Por ejemplo, esa experiencia del profeta Jeremías, cuántas personas se la podrían apropiar: "Oigo el cuchicheo de la gente. ¡Pavor en torno!" (véase Jeremías 20,10). Se siente angustiado, se siente amenazado, se siente perseguido.
Es una experiencia casi enloquecedora la que vive Jeremías, especialmente, porque él ha intercedido, él ha rogado por sus enemigos, pero sus oraciones no han recibido más respuesta que las burlas. Siente su fe fracturada, siente dolor en su alma.
La segunda lectura nos presenta un pasaje de la Carta de San Pablo a los Romanos. Y ahí también aparecen otras experiencias tenebrosas. Por ejemplo, nos dice: "La muerte reinó desde Adán hasta Moisés, incluso sobre los que no habían pecado con un delito como el de Adán" (véase Carta a los Romanos 5,14).
¡La muerte que reina! El Papa, en estos días, habla con frecuencia y denuncia la cultura de la muerte: centenares de miles de abortos, muertos por hambre, muertos en la guerra, muertos por desesperación. Casi pareciera que estuviéramos dando culto a la diosa de la muerte.
¡Esa experiencia de maldad, esa experiencia de la culpa, esa experiencia del pecado! "Por un hombre entró el pecado en el mundo y por el pecado, la muerte, y así la muerte pasó a todos los hombres, porque pecaron" (véase Carta a los Romanos 5,12).
La Biblia conoce esa realidad. No la esquiva. Por tanto, las palabras de Jesús no son palabras en el vacío. Cuando Él dice: "No tengáis miedo" (véase San Mateo 10,31), es porque hay razones para tener miedo.
Las lecturas de hoy no se quedan en los aspectos negativos. Hemos escuchado a Jeremías quejarse; hemos escuchado el corazón oprimido de Jeremías. Pero la lectura termina con un canto de esperanza. Dice: "Cantad al Señor, alabad al Señor, que libró la vida del pobre de manos de los impíos" (véase Jeremías 20,13).

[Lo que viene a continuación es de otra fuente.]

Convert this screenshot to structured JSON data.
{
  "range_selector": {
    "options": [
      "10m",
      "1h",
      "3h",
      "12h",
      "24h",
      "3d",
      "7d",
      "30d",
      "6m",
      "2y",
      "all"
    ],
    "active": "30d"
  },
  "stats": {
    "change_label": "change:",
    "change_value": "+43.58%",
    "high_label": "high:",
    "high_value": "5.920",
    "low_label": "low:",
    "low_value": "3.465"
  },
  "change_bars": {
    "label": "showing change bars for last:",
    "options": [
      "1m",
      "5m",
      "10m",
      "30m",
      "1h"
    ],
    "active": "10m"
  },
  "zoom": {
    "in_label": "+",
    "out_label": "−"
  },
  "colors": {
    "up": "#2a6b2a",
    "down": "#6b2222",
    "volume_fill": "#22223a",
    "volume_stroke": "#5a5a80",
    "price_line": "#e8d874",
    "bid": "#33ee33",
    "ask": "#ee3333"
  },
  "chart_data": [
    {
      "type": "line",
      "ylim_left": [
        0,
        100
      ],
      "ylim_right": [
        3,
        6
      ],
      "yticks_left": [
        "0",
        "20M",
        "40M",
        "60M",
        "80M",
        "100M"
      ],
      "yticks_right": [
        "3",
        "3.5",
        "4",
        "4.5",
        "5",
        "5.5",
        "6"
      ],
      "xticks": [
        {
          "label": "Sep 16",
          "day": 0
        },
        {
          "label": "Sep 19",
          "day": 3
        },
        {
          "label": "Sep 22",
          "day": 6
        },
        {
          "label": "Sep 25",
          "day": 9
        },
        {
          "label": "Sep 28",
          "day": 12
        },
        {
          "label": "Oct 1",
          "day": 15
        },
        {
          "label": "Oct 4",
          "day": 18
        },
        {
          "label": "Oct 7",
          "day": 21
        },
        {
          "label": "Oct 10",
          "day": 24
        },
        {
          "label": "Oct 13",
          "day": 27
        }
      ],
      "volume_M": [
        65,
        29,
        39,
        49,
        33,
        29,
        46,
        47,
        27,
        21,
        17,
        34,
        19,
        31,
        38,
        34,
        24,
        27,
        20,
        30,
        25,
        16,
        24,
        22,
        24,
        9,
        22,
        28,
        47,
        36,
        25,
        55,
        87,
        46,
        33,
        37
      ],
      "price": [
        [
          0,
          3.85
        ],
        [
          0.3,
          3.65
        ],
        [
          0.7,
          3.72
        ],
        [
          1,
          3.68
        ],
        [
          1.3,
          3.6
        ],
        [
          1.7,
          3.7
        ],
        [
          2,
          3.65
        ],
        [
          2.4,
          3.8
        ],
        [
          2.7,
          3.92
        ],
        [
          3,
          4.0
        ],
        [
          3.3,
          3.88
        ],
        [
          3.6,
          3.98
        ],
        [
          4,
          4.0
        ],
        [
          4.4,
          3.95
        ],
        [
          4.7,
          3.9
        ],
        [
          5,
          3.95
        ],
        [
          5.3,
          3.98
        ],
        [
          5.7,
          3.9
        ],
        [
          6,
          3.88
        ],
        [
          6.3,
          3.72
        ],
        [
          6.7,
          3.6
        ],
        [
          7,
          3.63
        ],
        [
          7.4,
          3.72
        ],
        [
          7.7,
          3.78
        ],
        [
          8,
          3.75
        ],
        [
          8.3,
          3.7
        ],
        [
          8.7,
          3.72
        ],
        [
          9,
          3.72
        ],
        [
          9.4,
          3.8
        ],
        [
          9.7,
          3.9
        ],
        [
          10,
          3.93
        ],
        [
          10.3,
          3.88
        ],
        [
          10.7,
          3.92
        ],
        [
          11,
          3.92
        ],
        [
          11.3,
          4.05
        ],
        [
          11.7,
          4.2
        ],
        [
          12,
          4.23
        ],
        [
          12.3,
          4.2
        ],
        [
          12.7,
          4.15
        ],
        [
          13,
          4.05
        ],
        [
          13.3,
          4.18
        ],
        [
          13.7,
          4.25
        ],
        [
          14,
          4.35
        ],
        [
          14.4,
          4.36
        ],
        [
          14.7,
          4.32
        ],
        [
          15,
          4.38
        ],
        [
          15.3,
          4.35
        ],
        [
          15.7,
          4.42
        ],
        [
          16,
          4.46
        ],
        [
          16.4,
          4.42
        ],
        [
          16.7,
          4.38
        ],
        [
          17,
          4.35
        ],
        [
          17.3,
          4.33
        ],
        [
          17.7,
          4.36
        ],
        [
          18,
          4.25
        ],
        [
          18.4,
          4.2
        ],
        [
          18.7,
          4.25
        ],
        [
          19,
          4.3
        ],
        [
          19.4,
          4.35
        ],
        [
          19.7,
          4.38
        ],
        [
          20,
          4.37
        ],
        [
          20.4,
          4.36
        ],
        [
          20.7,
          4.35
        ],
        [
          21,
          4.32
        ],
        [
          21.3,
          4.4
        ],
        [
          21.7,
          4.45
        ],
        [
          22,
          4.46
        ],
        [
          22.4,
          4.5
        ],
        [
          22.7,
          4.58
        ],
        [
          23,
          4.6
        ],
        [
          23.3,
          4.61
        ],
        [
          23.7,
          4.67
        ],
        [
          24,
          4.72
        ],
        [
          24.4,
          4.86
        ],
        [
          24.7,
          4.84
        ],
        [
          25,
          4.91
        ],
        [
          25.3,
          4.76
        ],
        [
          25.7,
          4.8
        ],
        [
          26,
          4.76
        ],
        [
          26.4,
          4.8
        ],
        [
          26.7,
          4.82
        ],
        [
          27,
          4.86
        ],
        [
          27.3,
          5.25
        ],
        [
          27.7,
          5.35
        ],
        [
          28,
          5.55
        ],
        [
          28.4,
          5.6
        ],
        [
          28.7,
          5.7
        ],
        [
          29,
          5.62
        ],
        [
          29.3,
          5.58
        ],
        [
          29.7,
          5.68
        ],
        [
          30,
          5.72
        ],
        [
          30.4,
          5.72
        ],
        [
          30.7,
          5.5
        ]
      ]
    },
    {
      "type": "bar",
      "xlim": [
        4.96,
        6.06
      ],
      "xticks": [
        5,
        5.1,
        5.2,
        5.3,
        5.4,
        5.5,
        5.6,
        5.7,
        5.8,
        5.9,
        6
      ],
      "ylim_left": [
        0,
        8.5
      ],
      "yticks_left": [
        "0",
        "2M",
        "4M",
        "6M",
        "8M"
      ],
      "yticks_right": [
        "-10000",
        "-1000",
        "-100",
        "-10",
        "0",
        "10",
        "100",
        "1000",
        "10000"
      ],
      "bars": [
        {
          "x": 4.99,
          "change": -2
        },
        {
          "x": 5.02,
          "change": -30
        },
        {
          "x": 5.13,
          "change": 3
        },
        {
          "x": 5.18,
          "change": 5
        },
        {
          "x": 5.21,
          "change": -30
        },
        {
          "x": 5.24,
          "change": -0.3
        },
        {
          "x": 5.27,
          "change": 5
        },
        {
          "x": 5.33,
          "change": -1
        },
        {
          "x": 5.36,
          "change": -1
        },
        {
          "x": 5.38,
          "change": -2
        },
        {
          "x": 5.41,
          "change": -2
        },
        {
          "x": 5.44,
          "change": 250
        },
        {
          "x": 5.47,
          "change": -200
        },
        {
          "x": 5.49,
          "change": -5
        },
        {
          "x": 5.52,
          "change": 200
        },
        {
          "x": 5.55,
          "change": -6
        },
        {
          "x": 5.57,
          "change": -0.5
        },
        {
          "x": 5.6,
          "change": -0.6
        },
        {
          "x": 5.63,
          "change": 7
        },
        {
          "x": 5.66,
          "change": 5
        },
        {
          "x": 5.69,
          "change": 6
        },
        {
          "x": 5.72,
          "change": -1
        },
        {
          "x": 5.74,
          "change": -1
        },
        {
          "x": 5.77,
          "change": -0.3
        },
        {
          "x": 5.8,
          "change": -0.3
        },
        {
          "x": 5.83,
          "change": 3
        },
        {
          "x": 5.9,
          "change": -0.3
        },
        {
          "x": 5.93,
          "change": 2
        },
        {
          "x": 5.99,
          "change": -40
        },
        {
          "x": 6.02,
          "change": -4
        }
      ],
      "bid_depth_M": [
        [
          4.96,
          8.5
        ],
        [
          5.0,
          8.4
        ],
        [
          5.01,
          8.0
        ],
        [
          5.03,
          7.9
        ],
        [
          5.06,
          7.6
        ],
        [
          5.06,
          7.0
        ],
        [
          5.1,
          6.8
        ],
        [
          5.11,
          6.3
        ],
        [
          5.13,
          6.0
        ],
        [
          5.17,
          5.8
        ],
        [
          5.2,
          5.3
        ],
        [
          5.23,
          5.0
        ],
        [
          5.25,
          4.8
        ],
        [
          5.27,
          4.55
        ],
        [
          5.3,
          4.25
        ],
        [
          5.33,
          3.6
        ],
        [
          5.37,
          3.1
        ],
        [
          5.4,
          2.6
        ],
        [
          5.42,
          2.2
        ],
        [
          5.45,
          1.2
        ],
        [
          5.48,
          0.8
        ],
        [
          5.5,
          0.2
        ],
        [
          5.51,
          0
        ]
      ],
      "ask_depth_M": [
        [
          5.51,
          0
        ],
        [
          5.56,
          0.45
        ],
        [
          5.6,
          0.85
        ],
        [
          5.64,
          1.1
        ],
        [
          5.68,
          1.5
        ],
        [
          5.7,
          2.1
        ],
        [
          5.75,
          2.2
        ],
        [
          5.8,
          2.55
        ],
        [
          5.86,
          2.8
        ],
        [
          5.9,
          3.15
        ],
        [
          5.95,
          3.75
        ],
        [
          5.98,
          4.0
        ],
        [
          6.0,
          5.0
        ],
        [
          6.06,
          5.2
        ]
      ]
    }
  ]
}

Es decir, hay la experiencia de ser oprimido, pero también hay la experiencia de la liberación. Lo mismo sucede en la Carta a los Romanos: hay la experiencia de la culpa, del pecado, de la muerte, pero hay la experiencia de la gracia. Y estas palabras de San Pablo son de muchísimo consuelo para nosotros: "No hay proporción entre la culpa y el don" (véase Carta a los Romanos 5,15).